Mariame Tighanimine é doutoranda em sociologia no Instituto de Estudos Políticos de Paris (Sciences-Po). ©Patrice Normand

FERNANDO EICHENBERG / O GLOBO

PARIS – Aos 10 anos de idade, Mariame Thiganimine, francesa de família muçulmana originária do Marrocos, passou a portar diariamente o véu islâmico, o hijab. Dezoito anos depois, aos 28, retirou-o definitivamente. Hoje, aos 33, lançou um livro-testemunho no qual conta como levou “cinco minutos” para colocar o véu e “cinco anos” para se desfazer da peça de tecido que se tornou motivo de inúmeras polêmicas nas sociedades modernas. Em “Dévoilons-nous” (Desvelemo-nos, ed. l’Olivier), Mariame narra sua experiência íntima, dirigindo-se tanto a defensores como a críticos do véu, condenando a forma como a questão é tratada pelos poderes públicos, políticos e parte da sociedade. Liberta do hijab, não se livrou de toda forma opressão: se diz hoje vítima de racismo e sexismo. 

Atualmente doutoranda em sociologia no Instituto de Estudos Políticos de Paris (Sciences-Po), instituição que integrou então com os cabelos ainda encobertos, Mariame relata ter adotado o véu pela primeira vez, ainda na infância, por “mimetismo” e não por “convicção”, como chegou a acreditar no passado. Educada na fé islâmica, em uma família praticante, ela herdou o hijab como uma tradição religiosa passada a cada geração.

Em 2007, ainda velada, criou o blog Hijab and the City, em que assumia o véu “sem orgulho nem vergonha”, rejeitava estigmas e procurava abrir um canal para as mulheres muçulmanas exporem seus problemas. Em 2017, já desvelada, lançou o livro de crônicas “Différente comme tout le monde” (Diferente como todo mundo, ed. Le Passeur), defendendo a emancipação pela superação dos estereótipos. Nessa época, passou a receber depoimentos de muçulmanas interessadas em seu abandono do véu de forma serena a pacífica.

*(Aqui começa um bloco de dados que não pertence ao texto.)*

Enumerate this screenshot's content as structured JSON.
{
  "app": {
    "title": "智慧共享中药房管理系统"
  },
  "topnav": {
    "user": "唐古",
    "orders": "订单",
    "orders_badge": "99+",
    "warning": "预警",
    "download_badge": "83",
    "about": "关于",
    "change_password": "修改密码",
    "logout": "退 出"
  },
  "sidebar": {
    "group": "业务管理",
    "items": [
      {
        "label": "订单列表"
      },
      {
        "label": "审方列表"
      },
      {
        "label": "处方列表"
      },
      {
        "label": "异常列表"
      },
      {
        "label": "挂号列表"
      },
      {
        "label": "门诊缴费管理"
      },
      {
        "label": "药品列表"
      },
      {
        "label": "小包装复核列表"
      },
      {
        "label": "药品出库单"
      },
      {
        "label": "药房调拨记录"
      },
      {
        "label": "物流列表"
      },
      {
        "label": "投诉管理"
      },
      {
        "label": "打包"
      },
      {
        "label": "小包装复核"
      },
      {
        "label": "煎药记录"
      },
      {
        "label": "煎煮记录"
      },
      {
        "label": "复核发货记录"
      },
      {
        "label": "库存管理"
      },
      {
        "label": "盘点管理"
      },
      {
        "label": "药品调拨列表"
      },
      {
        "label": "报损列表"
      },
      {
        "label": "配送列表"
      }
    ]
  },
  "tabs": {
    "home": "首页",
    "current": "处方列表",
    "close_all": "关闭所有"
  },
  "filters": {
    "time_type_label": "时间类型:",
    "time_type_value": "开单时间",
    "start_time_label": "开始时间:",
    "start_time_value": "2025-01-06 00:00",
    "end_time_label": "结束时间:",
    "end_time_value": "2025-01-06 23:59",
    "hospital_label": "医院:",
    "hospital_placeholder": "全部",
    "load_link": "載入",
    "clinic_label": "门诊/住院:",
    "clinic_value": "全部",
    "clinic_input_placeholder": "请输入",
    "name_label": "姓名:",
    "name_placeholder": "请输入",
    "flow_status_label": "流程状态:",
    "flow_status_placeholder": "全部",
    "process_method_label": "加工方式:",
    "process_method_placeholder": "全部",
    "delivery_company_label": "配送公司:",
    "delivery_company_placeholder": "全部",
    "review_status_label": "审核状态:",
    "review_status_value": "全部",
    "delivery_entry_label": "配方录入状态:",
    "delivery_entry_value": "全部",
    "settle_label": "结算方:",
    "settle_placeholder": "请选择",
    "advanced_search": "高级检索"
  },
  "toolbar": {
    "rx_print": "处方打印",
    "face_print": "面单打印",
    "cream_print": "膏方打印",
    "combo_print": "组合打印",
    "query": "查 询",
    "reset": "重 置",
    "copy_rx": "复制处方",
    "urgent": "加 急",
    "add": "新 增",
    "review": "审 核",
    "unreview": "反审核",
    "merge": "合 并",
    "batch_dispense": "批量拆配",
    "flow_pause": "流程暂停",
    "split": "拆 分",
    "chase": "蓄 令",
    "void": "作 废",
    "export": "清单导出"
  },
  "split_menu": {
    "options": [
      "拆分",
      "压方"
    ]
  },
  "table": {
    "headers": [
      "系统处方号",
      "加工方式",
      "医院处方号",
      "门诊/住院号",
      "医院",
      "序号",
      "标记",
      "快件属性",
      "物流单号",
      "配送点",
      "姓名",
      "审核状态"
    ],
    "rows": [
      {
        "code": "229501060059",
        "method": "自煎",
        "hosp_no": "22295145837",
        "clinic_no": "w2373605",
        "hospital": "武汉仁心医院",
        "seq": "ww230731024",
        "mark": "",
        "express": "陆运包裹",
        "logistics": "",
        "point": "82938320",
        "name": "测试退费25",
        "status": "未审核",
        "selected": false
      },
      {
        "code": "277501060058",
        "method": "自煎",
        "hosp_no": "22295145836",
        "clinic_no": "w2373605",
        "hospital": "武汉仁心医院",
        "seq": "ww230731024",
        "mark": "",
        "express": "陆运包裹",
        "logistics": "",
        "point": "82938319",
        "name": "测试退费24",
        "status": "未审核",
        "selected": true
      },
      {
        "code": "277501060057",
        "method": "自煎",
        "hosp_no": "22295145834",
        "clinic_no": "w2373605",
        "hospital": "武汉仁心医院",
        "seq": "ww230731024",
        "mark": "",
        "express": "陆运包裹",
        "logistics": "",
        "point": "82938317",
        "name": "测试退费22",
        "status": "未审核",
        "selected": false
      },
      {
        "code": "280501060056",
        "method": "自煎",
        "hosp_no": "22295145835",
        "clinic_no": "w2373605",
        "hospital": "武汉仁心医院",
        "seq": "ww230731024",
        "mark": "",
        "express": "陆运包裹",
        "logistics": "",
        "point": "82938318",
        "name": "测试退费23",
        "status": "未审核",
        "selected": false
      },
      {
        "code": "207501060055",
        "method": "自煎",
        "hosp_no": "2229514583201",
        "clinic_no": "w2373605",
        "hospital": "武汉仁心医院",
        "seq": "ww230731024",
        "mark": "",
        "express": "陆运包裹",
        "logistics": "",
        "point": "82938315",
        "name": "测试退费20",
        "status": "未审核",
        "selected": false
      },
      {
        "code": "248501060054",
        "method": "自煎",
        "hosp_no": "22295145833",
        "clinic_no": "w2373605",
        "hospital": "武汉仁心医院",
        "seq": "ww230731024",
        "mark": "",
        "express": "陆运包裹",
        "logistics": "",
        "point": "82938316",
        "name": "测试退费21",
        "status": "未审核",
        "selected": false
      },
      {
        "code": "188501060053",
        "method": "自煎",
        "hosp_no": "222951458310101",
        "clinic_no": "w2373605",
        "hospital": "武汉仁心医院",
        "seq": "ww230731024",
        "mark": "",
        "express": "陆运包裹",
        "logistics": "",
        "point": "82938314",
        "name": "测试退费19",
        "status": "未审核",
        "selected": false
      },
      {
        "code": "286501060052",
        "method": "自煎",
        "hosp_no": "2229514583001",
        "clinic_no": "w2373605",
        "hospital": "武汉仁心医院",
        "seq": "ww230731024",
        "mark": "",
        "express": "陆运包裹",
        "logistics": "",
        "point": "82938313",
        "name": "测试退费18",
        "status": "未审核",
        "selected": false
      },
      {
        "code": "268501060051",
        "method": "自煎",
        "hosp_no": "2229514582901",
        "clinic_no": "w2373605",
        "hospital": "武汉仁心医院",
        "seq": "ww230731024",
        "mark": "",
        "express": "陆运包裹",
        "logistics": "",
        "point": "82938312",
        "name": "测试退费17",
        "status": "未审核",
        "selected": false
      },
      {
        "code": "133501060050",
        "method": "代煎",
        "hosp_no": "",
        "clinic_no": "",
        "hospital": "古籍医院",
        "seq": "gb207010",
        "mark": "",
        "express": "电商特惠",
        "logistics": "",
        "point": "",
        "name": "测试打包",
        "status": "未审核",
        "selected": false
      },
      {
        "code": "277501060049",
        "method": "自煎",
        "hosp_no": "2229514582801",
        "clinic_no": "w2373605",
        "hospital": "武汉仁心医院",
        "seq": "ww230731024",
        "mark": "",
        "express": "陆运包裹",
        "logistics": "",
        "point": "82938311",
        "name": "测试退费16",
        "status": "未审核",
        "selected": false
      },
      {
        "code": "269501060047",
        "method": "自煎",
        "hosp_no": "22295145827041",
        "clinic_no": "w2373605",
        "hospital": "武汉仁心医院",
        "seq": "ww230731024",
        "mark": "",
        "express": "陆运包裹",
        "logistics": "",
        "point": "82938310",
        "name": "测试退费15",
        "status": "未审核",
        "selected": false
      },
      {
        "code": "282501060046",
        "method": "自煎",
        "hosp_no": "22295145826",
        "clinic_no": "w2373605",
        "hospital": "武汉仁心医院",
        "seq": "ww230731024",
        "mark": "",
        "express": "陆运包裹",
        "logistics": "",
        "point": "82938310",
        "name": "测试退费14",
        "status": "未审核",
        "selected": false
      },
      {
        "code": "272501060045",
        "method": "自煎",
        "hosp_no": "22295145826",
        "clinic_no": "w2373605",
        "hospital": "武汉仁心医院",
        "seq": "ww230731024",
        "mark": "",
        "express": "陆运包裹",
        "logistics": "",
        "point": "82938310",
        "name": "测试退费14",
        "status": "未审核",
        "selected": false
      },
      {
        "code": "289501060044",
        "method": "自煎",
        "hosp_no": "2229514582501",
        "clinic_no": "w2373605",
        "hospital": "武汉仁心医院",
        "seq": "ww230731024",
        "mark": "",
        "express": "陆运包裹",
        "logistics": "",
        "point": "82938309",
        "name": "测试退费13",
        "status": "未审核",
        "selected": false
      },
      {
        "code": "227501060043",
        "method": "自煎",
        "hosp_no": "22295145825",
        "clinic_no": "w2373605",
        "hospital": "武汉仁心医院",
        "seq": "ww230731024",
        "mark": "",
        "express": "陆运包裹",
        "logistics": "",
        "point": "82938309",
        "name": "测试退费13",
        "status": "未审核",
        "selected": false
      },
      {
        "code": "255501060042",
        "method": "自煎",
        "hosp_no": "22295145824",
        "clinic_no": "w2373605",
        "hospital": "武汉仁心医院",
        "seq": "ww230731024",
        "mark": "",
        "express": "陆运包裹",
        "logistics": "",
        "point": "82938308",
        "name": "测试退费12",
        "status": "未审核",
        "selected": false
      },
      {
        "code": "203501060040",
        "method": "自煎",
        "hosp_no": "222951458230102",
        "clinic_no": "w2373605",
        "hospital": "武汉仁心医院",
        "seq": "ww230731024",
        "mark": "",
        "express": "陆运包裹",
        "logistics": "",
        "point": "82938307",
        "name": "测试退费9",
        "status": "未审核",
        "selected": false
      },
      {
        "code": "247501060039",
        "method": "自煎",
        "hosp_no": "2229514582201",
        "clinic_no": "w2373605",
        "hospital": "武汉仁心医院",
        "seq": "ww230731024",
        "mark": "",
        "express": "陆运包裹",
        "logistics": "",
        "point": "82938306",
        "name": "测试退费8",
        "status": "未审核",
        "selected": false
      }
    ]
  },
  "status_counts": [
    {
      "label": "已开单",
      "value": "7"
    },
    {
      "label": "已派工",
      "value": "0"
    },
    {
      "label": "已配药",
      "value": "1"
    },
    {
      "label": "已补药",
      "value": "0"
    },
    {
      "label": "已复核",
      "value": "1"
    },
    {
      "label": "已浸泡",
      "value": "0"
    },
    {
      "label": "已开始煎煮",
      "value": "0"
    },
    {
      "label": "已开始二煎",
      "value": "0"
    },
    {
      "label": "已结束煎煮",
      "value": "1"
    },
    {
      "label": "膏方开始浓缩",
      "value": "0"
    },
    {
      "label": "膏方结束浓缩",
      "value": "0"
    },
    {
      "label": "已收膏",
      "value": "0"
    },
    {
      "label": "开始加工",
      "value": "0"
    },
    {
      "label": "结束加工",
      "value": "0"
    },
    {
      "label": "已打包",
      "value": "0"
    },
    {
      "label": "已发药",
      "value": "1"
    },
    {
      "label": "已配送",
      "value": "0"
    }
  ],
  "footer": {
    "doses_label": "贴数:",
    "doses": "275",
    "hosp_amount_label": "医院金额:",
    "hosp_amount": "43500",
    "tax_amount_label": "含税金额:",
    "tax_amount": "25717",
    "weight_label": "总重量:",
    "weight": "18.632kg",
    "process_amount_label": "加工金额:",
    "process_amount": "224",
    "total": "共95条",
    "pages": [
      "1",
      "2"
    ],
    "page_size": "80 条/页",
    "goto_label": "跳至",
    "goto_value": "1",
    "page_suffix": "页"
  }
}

– Demorei para perceber que não estava sozinha. Falar sobre retirar o véu também é importante agora, à medida que os indivíduos e as sociedades mudam. Em todo o mundo, mesmo dentro das teocracias, os muçulmanos estão se secularizando. Mais e mais mulheres estão abandonando o hijab. Algumas são conhecidas, como a ensaísta e feminista Asma Lamrabet no Marrocos, a blogueira Dina Tokio no Reino Unido ou a cantora Mennel na França. Vemos mais e mais instagrammers e tiktokers com grandes comunidades removendo o véu. E a cada vez essas mulheres são insultadas, especialmente por homens, ou por mulheres que nunca usaram o véu por um minuto sequer em suas vidas.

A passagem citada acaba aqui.